California’s Insurance Commissioner Steve Poizner has announced that Louise May Batchelor, 55, of San Diego was sentenced Nov. 6 to 365 days of work furlough, five years probation and ordered to pay restitution totaling $24,375 to four victims after pleading guilty to two felony counts of grand theft.
It was alleged that Batchelor pocketed premiums and issued bogus insurance certificates.
“Taking people’s premiums and then not applying them to purchase a policy is stealing plain and simple,” Commissioner Poizner said. “This type of crime exposed the victims to extreme financial risks and those who commit these crimes will be caught and prosecuted to the fullest extent of the law.”
Batchelor owned and operated Sunny SoCal Insurance Service and Louise Batchelor Insurance Service in San Diego. Batchelor sold various types of insurance including automobile, property, general liability and workers’ compensation to individuals and businesses.
Prior to these new additional charges, Batchelor had pled guilty to separate charges in Oct. 2008 to one felony count of grand theft for allegedly stealing insurance premiums from four business owners and issued bogus insurance certificates. Batchelor was arrested in Aug. 2008 and was released on bail.
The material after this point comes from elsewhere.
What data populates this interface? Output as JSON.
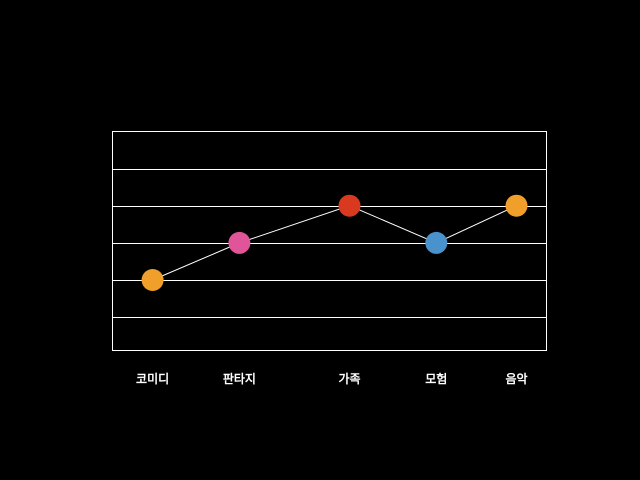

While out on bail on the first set of charges, Batchelor continued to collect premiums from additional victims and failed to place insurance coverage. The investigation revealed that Batchelor had collected premiums from at least three additional business owners and failed to place coverage for these victims.
In Oct. 2008, after the initial criminal case was filed and Batchelor pled guilty, the California Department of Insurance (CDI) revoked her insurance license, which prohibited her from working in any manner in the insurance industry. She will report for the work furlough program on Nov. 19.
The case was prosecuted by the San Diego County’s District Attorney’s Office.